Interestingly, most of the new UHV lines will connect to thermal power stations or those producing a mix of thermal, wind and solar, with the coal to be used coming from local sources because the power stations will be thousands of kilometres inland.

The collapsing coal use claims sit somewhat oddly with the fact that the new UHV power lines will rely heavily on coal, albeit domestic coal, which could be one reason for questioning the coal collapse claims.

One of the believers in the coal-collapse theory is Ross Garnaut, an eminent economist who is also a champion of the climate change lobby.

Whether leaders of the Australian coal-mining industry believe what Garnaut has to say the point about the man is that he is rather good at his job – and when he speaks others listen.

Last week Garnaut was in the headlines for pointing out that China had cut its use of thermal coal by 3% in 2014 even as electricity output rose by 3.8%.

The cause of that mismatch, he said, was greater efficiency in the overall power system and greater use of other power sources such as hydro, solar and wind.

“With coal use for power generation falling by more than 3% and power generation rising by 3.8% there’s a very big gap being filled by other things and that’s China’s anything-but-coal-strategy,” Garnaut told the Australian Financial Review.

The latest numbers, Garnaut said, had caused him to bring forward his estimate for peak Chinese coal use which he had previously said would be in 2020 but might now actually have been in 2013.

Spokesmen for the coal industry dispute what Garnaut has to say, which is not something The Hog proposes to do. He’s been around long enough to know that while the professor might be seen as a champion of the climate lobby he does understand numbers.

Brendan Pearson from the Minerals Council said Garnaut’s estimates did not match those from forecasters such as the International Energy Agency which does not expect Chinese coal use to peak during the current decade with annual consumption continuing to rise by 2.6% a year.

But, rather than attack Garnaut for his position as one of the men behind the now abandoned carbon price scheme of the last Labor government, or as an academic based at the Australian National University where climate change belief is strong, it might be wise to accept that what he says might be correct and plan accordingly.

What that means is that arguing over Chinese coal use and power generation statistics is rather pointless when there are better things to do such as expanding exports of coal to India, a country which is roughly at the same level of industrial development as China was 30 years ago.
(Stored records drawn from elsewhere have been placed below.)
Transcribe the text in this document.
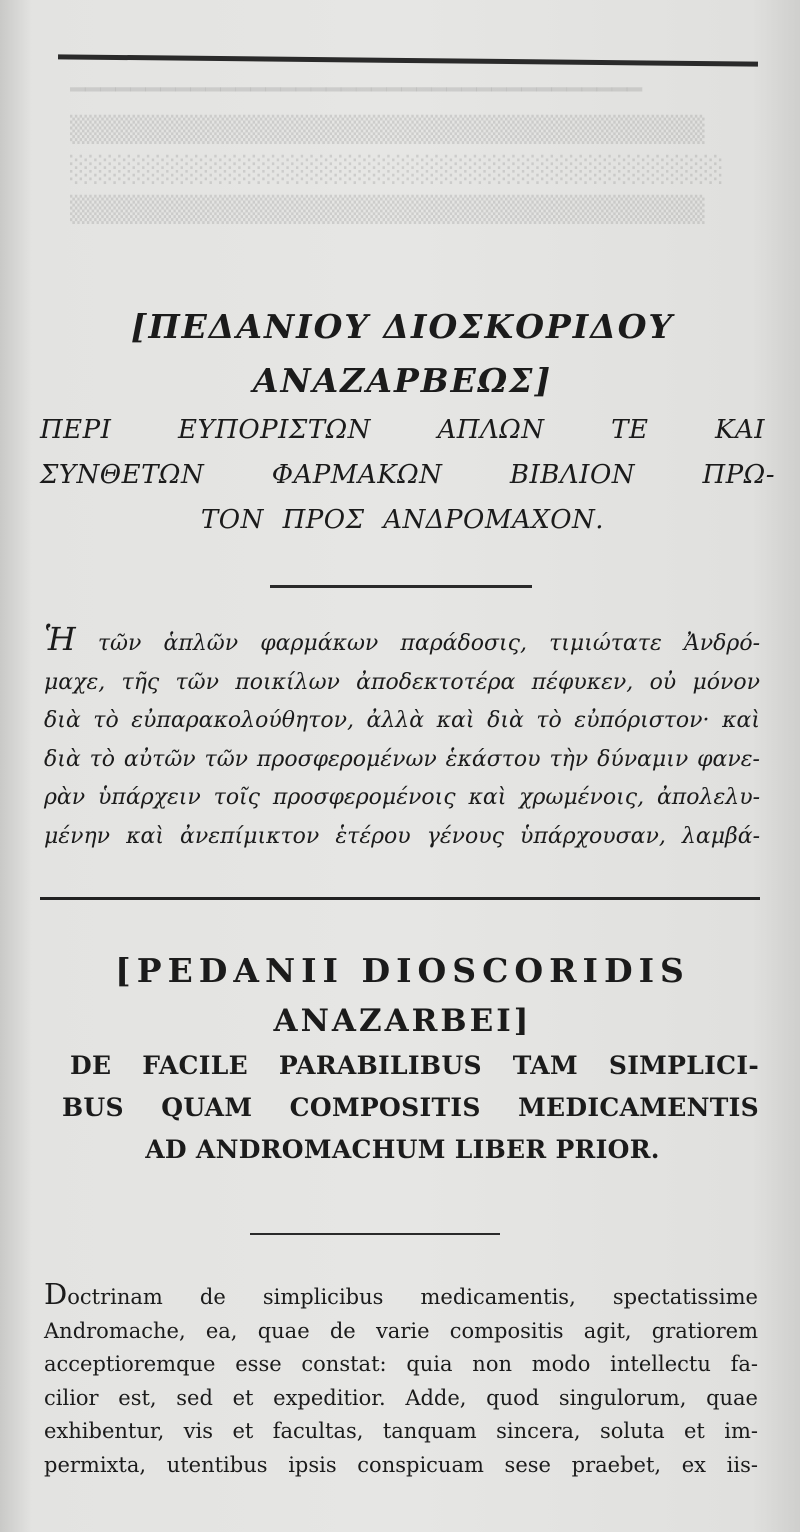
━━━━━━━━━━━━━━━━━━━━━━━━━━━━━━━━━━━━━━
▒▒▒▒▒▒▒▒▒▒▒▒▒▒▒▒▒▒▒▒▒▒▒▒▒▒▒▒▒▒▒▒▒
░░░░░░░░░░░░░░░░░░░░░░░░░░░░░░░░░░
▒▒▒▒▒▒▒▒▒▒▒▒▒▒▒▒▒▒▒▒▒▒▒▒▒▒▒▒▒▒▒▒▒
[ΠΕΔΑΝΙΟΥ ΔΙΟΣΚΟΡΙΔΟΥ
ΑΝΑΖΑΡΒΕΩΣ]
ΠΕΡΙ ΕΥΠΟΡΙΣΤΩΝ ΑΠΛΩΝ ΤΕ ΚΑΙ
ΣΥΝΘΕΤΩΝ ΦΑΡΜΑΚΩΝ ΒΙΒΛΙΟΝ ΠΡΩ-
ΤΟΝ ΠΡΟΣ ΑΝΔΡΟΜΑΧΟΝ.
Ἡ τῶν ἁπλῶν φαρμάκων παράδοσις, τιμιώτατε Ἀνδρό-
μαχε, τῆς τῶν ποικίλων ἀποδεκτοτέρα πέφυκεν, οὐ μόνον
διὰ τὸ εὐπαρακολούθητον, ἀλλὰ καὶ διὰ τὸ εὐπόριστον· καὶ
διὰ τὸ αὐτῶν τῶν προσφερομένων ἑκάστου τὴν δύναμιν φανε-
ρὰν ὑπάρχειν τοῖς προσφερομένοις καὶ χρωμένοις, ἀπολελυ-
μένην καὶ ἀνεπίμικτον ἑτέρου γένους ὑπάρχουσαν, λαμβά-
[PEDANII DIOSCORIDIS
ANAZARBEI]
DE FACILE PARABILIBUS TAM SIMPLICI-
BUS QUAM COMPOSITIS MEDICAMENTIS
AD ANDROMACHUM LIBER PRIOR.
Doctrinam de simplicibus medicamentis, spectatissime
Andromache, ea, quae de varie compositis agit, gratiorem
acceptioremque esse constat: quia non modo intellectu fa-
cilior est, sed et expeditior. Adde, quod singulorum, quae
exhibentur, vis et facultas, tanquam sincera, soluta et im-
permixta, utentibus ipsis conspicuam sese praebet, ex iis-
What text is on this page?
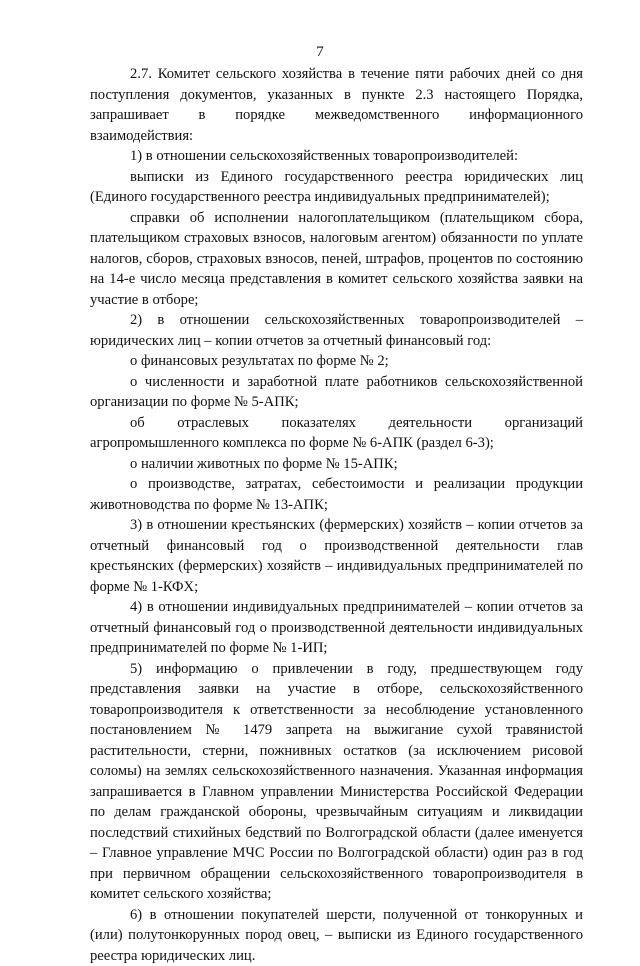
7

2.7. Комитет сельского хозяйства в течение пяти рабочих дней со дня поступления документов, указанных в пункте 2.3 настоящего Порядка, запрашивает в порядке межведомственного информационного взаимодействия:

1) в отношении сельскохозяйственных товаропроизводителей:

выписки из Единого государственного реестра юридических лиц (Единого государственного реестра индивидуальных предпринимателей);

справки об исполнении налогоплательщиком (плательщиком сбора, плательщиком страховых взносов, налоговым агентом) обязанности по уплате налогов, сборов, страховых взносов, пеней, штрафов, процентов по состоянию на 14-е число месяца представления в комитет сельского хозяйства заявки на участие в отборе;

2) в отношении сельскохозяйственных товаропроизводителей – юридических лиц – копии отчетов за отчетный финансовый год:

о финансовых результатах по форме № 2;

о численности и заработной плате работников сельскохозяйственной организации по форме № 5-АПК;

об отраслевых показателях деятельности организаций агропромышленного комплекса по форме № 6-АПК (раздел 6-3);

о наличии животных по форме № 15-АПК;

о производстве, затратах, себестоимости и реализации продукции животноводства по форме № 13-АПК;

3) в отношении крестьянских (фермерских) хозяйств – копии отчетов за отчетный финансовый год о производственной деятельности глав крестьянских (фермерских) хозяйств – индивидуальных предпринимателей по форме № 1-КФХ;

4) в отношении индивидуальных предпринимателей – копии отчетов за отчетный финансовый год о производственной деятельности индивидуальных предпринимателей по форме № 1-ИП;

5) информацию о привлечении в году, предшествующем году представления заявки на участие в отборе, сельскохозяйственного товаропроизводителя к ответственности за несоблюдение установленного постановлением № 1479 запрета на выжигание сухой травянистой растительности, стерни, пожнивных остатков (за исключением рисовой соломы) на землях сельскохозяйственного назначения. Указанная информация запрашивается в Главном управлении Министерства Российской Федерации по делам гражданской обороны, чрезвычайным ситуациям и ликвидации последствий стихийных бедствий по Волгоградской области (далее именуется – Главное управление МЧС России по Волгоградской области) один раз в год при первичном обращении сельскохозяйственного товаропроизводителя в комитет сельского хозяйства;

6) в отношении покупателей шерсти, полученной от тонкорунных и (или) полутонкорунных пород овец, – выписки из Единого государственного реестра юридических лиц.
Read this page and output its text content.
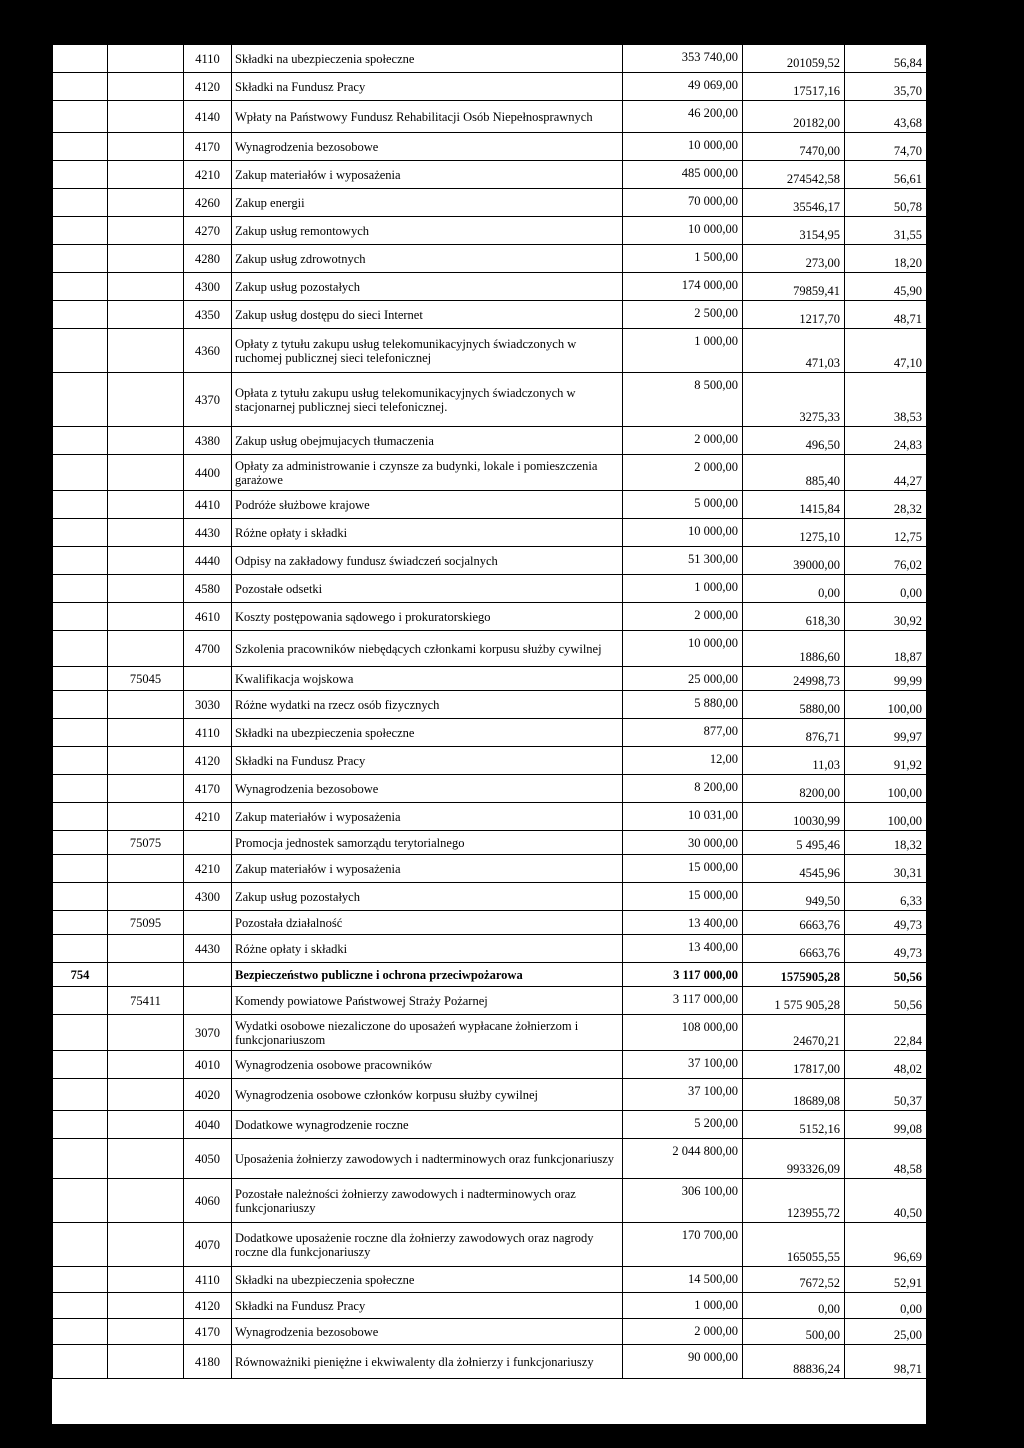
		4110	Składki na ubezpieczenia społeczne	353 740,00	201059,52	56,84
		4120	Składki na Fundusz Pracy	49 069,00	17517,16	35,70
		4140	Wpłaty na Państwowy Fundusz Rehabilitacji Osób Niepełnosprawnych	46 200,00	20182,00	43,68
		4170	Wynagrodzenia bezosobowe	10 000,00	7470,00	74,70
		4210	Zakup materiałów i wyposażenia	485 000,00	274542,58	56,61
		4260	Zakup energii	70 000,00	35546,17	50,78
		4270	Zakup usług remontowych	10 000,00	3154,95	31,55
		4280	Zakup usług zdrowotnych	1 500,00	273,00	18,20
		4300	Zakup usług pozostałych	174 000,00	79859,41	45,90
		4350	Zakup usług dostępu do sieci Internet	2 500,00	1217,70	48,71
		4360	Opłaty z tytułu zakupu usług telekomunikacyjnych świadczonych w ruchomej publicznej sieci telefonicznej	1 000,00	471,03	47,10
		4370	Opłata z tytułu zakupu usług telekomunikacyjnych świadczonych w stacjonarnej publicznej sieci telefonicznej.	8 500,00	3275,33	38,53
		4380	Zakup usług obejmujacych tłumaczenia	2 000,00	496,50	24,83
		4400	Opłaty za administrowanie i czynsze za budynki, lokale i pomieszczenia garażowe	2 000,00	885,40	44,27
		4410	Podróże służbowe krajowe	5 000,00	1415,84	28,32
		4430	Różne opłaty i składki	10 000,00	1275,10	12,75
		4440	Odpisy na zakładowy fundusz świadczeń socjalnych	51 300,00	39000,00	76,02
		4580	Pozostałe odsetki	1 000,00	0,00	0,00
		4610	Koszty postępowania sądowego i prokuratorskiego	2 000,00	618,30	30,92
		4700	Szkolenia pracowników niebędących członkami korpusu służby cywilnej	10 000,00	1886,60	18,87
	75045		Kwalifikacja wojskowa	25 000,00	24998,73	99,99
		3030	Różne wydatki na rzecz osób fizycznych	5 880,00	5880,00	100,00
		4110	Składki na ubezpieczenia społeczne	877,00	876,71	99,97
		4120	Składki na Fundusz Pracy	12,00	11,03	91,92
		4170	Wynagrodzenia bezosobowe	8 200,00	8200,00	100,00
		4210	Zakup materiałów i wyposażenia	10 031,00	10030,99	100,00
	75075		Promocja jednostek samorządu terytorialnego	30 000,00	5 495,46	18,32
		4210	Zakup materiałów i wyposażenia	15 000,00	4545,96	30,31
		4300	Zakup usług pozostałych	15 000,00	949,50	6,33
	75095		Pozostała działalność	13 400,00	6663,76	49,73
		4430	Różne opłaty i składki	13 400,00	6663,76	49,73
754			Bezpieczeństwo publiczne i ochrona przeciwpożarowa	3 117 000,00	1575905,28	50,56
	75411		Komendy powiatowe Państwowej Straży Pożarnej	3 117 000,00	1 575 905,28	50,56
		3070	Wydatki osobowe niezaliczone do uposażeń wypłacane żołnierzom i funkcjonariuszom	108 000,00	24670,21	22,84
		4010	Wynagrodzenia osobowe pracowników	37 100,00	17817,00	48,02
		4020	Wynagrodzenia osobowe członków korpusu służby cywilnej	37 100,00	18689,08	50,37
		4040	Dodatkowe wynagrodzenie roczne	5 200,00	5152,16	99,08
		4050	Uposażenia żołnierzy zawodowych i nadterminowych oraz funkcjonariuszy	2 044 800,00	993326,09	48,58
		4060	Pozostałe należności żołnierzy zawodowych i nadterminowych oraz funkcjonariuszy	306 100,00	123955,72	40,50
		4070	Dodatkowe uposażenie roczne dla żołnierzy zawodowych oraz nagrody roczne dla funkcjonariuszy	170 700,00	165055,55	96,69
		4110	Składki na ubezpieczenia społeczne	14 500,00	7672,52	52,91
		4120	Składki na Fundusz Pracy	1 000,00	0,00	0,00
		4170	Wynagrodzenia bezosobowe	2 000,00	500,00	25,00
		4180	Równoważniki pieniężne i ekwiwalenty dla żołnierzy i funkcjonariuszy	90 000,00	88836,24	98,71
In other words, China is rapidly becoming a mature market where fighting over marginal gains might not be worth the effort, especially as the plan to build a vast network of UHV lines means that any increase in coal consumption will be inland and hard for an Australian exporter to reach.

Quite simply that means there is much more to be achieved by developing a major new market, and India should unquestionably be the focus.

Opening India will not be easy. Nothing in that country ever is, but given the determination of new Prime Minister Narendra Modi to repair relations with the US and the rest of the Western world it would seem to be no-brainer that coal-fired power will play a big role in India’s modernisation.

What happened in India last week when Modi met US President Barack Obama, seemed to have very little to do with coal but if you read between the lines, and consider what really is a remarkable change in the relationship between the leaders of both countries then the potential for India becomes somewhat clearer.

China has been good for Australian coal, and will remain a major market for decades, but changes there mean that developing a new growth market is critical and all the signs point to India being that future market.